HISTOIRE DE LA SAGA DE TRANS-GUINÉENNE, UNE NOUVELLE ÉTAPE AFFRANCHIE (Écrit par Patrick JA)
Dès le début du XXe siècle, des exportateurs français ont identifié d’importants gisements de minerai de fer, à proximité des monts Simandou et Nimba, dans le sud-est du pays. Mais il aura fallu attendre la fin des années 1960 pour que la société d’économie mixte Mifergui-Nimba, dont l’État guinéen contrôlait 50 % du capital, évalue le potentiel de Nimba à plus de 800 millions de tonnes d’un minerai comportant plus de 67 % de fer. À l’époque, il était question de produire 14 millions de tonnes par an, qui seraient amenées à la mer par voie ferrée via le Liberia voisin (une solution abandonnée par la suite en raison de la guerre civile qui a ravagé ce pays).
Nippon Koei Consulting, un bureau d’études japonais, se lance alors dans l’évaluation d’un vaste projet d’exploitation du fer de Nimba et de Simandou, et de la bauxite de Dabola et Tougué, qui prévoit la mise en place du Transguinéen, un train reliant ces sites à un nouveau port en eau profonde, à construire au large de Conakry. Officiellement présentés à la nation par le président Sékou Touré en 1974, ces travaux reposaient sur un principe économique qui ne s’est jamais concrétisé : la Guinée devait financer la construction du chemin de fer et du port. Diverses hypothèses ont ensuite été étudiées par d’autres cabinets de conseil mais, au final, il n’y a toujours pas de chemin de fer ni de port.
Au milieu des années 1990, le géant anglo-australien Rio Tinto a été approché par le ministère des Mines afin de prospecter le site de Simandou, dont le potentiel n’avait jamais été sérieusement sondé. Certes, des affleurements de roches présentant une forte concentration de fer avaient été constatés, mais ni forages ni d’autres évaluations par des moyens modernes n’avaient permis de vérifier l’importance du gisement. Après plusieurs visites sur le terrain, Rio Tinto se décide à demander une licence d’exploration.
Les travaux débutent en octobre 1997. Après six années de longues négociations entre le groupe minier et une commission gouvernementale, la loi du 25 mars 2003 reconnaît à la société guinéenne Simfer SA le droit à une concession d’exploitation minière. Simfer SA est une filiale à 100 % de Rio Tinto, mais l’État peut décider d’entrer au capital à hauteur de 20 % s’il le souhaite. Parmi les autres engagements figure le réexamen par le cabinet allemand DE Consult du projet de chemin de fer Transguinéen et du port en eau profonde.
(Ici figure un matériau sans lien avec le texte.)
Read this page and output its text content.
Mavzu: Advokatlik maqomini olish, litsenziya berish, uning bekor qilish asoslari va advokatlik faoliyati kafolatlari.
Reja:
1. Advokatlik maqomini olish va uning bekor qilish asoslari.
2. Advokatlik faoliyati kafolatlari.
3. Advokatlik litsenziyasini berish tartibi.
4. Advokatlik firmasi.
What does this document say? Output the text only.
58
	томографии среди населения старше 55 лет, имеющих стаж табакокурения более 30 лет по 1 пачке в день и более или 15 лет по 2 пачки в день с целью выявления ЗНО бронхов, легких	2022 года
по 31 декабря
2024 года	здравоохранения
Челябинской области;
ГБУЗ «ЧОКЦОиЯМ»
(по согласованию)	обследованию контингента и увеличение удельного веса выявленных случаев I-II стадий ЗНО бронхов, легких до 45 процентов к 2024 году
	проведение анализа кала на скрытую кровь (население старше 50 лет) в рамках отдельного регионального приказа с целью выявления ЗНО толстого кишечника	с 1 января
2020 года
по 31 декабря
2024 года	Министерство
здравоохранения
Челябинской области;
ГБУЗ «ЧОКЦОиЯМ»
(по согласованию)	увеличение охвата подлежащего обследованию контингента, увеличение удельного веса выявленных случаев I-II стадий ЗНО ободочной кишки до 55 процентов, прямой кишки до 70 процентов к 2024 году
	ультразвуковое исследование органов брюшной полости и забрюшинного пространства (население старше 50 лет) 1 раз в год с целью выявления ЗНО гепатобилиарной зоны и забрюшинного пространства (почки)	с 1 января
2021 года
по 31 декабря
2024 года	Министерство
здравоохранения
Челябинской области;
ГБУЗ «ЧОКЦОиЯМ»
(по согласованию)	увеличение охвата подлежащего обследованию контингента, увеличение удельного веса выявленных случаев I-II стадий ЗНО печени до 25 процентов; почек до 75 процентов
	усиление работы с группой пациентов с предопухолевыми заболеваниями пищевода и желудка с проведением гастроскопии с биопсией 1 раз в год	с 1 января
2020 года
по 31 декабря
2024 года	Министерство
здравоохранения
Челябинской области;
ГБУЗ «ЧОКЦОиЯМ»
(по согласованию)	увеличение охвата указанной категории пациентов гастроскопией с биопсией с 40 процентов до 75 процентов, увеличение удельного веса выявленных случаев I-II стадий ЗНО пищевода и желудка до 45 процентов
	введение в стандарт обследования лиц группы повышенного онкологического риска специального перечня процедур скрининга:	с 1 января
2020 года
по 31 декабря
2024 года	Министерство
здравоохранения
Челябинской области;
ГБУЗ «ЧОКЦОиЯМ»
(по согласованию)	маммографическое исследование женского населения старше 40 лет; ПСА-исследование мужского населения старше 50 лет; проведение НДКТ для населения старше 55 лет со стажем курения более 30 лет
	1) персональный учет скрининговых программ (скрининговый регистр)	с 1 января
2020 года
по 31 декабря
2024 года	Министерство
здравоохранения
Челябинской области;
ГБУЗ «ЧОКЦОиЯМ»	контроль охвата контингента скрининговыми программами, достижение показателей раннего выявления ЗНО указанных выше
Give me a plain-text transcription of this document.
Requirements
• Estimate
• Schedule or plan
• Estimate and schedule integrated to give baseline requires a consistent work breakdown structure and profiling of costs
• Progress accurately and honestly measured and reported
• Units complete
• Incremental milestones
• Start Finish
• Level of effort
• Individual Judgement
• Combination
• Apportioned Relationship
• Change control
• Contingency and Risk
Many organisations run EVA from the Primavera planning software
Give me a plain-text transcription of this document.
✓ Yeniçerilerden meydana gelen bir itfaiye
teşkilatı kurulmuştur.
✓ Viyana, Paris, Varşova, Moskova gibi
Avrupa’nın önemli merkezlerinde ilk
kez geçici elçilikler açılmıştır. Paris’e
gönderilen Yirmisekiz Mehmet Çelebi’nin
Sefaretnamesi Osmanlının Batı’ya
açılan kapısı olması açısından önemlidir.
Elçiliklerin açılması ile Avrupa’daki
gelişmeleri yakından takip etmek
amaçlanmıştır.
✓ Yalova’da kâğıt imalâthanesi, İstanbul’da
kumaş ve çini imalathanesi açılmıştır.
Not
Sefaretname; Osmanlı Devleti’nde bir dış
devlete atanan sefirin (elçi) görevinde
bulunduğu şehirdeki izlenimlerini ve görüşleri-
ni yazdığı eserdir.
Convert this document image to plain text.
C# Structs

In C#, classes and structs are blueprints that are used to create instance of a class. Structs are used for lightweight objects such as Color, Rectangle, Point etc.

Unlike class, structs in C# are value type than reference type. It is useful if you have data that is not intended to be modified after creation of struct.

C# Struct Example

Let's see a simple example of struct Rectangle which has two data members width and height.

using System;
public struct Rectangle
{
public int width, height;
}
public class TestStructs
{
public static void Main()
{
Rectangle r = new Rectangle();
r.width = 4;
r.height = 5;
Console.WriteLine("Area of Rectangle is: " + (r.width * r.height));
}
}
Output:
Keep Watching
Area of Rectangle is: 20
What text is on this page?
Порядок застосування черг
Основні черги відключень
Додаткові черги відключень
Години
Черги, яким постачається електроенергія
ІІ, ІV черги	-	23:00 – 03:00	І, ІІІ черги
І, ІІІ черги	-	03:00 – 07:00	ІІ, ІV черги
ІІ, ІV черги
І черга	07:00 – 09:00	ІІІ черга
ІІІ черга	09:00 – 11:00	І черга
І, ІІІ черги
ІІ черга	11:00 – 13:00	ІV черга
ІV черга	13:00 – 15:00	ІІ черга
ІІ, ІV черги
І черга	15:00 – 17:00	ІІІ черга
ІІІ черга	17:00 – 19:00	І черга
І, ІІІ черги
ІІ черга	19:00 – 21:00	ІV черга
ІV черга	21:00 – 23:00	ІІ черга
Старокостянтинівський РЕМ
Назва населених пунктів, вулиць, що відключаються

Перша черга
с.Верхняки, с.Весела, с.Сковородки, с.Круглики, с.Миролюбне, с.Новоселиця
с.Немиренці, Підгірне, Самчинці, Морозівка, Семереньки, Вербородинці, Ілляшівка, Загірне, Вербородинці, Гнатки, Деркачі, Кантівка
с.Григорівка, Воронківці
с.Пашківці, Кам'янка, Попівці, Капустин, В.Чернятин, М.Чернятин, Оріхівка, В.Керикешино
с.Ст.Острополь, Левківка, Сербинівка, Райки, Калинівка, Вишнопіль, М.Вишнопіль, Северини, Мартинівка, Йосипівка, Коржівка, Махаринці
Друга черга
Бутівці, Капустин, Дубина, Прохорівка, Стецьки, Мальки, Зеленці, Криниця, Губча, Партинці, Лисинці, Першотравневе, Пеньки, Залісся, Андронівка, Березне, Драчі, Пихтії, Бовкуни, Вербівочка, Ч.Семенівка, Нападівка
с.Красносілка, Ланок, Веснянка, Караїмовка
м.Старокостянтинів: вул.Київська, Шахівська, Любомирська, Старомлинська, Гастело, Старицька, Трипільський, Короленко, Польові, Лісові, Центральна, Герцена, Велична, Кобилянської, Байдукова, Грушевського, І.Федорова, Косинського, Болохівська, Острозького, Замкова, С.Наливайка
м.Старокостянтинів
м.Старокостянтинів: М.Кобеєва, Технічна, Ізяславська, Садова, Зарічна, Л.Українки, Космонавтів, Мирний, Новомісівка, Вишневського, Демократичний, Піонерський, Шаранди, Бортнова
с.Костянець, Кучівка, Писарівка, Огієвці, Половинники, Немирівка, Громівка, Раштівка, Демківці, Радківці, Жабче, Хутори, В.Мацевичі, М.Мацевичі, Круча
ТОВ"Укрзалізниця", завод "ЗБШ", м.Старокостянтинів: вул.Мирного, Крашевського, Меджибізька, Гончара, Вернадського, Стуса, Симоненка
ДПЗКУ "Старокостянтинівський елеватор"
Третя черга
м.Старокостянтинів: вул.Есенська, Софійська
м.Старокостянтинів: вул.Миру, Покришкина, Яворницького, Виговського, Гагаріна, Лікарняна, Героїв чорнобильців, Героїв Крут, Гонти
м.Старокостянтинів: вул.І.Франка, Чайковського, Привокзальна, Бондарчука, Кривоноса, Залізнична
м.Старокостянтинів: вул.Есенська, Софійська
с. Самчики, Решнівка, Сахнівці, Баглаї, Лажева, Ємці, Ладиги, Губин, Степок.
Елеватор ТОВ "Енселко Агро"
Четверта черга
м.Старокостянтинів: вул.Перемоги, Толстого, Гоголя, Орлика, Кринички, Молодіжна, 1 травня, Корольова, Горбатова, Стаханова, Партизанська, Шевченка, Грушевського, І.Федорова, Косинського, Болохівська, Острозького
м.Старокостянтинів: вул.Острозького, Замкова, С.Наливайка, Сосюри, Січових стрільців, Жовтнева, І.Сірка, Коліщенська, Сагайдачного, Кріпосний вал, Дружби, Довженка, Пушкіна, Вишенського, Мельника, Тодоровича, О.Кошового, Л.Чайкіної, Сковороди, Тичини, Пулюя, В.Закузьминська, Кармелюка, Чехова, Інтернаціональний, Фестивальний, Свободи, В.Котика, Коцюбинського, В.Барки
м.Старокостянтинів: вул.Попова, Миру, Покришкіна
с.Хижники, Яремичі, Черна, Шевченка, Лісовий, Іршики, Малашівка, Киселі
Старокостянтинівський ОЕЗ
En septembre 2004, la seconde étape de l’étude de Simandou étant concluante, Rio Tinto décide de financer la troisième et avant-dernière phase, celle de préfaisabilité. À la fin 2008, les dépenses totales dépasseront vraisemblablement les 200 millions de dollars pour tenir compte d’un nouvel impératif économique : produire 70 millions de tonnes par an, seuil à partir duquel la construction d’un train pour évacuer le minerai devient rentable. En février 2007, DE Consult recommande notamment que cette infrastructure et le port soient financés par les sociétés minières les exploitant. Rio Tinto et les autorités guinéennes s’accordent sur la construction d’une voie ferrée spécifique pour le minerai de fer, longue de 710 km, suivant un axe reliant Simandou et Nimba à un port en eau profonde à implanter au sud de Conakry. Le projet du Transguinéen n’en est pas pour autant enterré. Il fait l’objet d’une étude avancée, qui sera complétée en même temps que le chemin de fer minéralier.
En août 2006, la Société financière internationale (SFI), filiale d’investissement privé de la Banque mondiale, entre à hauteur de 5 % dans le capital de Simfer SA, dans le but d’être associée aux initiatives sociales, culturelles et écologiques qui sont exigées depuis le début des travaux à Simandou. Il s’agit de préserver l’environnement humain et naturel de ce site isolé, peu peuplé et
mal connu. La SFI veillera, en outre, à l’application de l’Initiative pour la transparence des industries extractives (EITI, Extractive Industry Transparency Initiative), dont la Guinée est signataire. Euronimba, la société en charge de la mine de Nimba, située à 150 km environ de Simandou, négocie des droits d’utilisation du chemin de fer pour exporter ses propres minerais, à raison de 20 millions de tonnes par an. La route du fer guinéen est ouverte. Quand elle sera opérationnelle, le pays produira à lui seul deux fois plus du précieux minerai que n’en produisent aujourd’hui douze pays africains.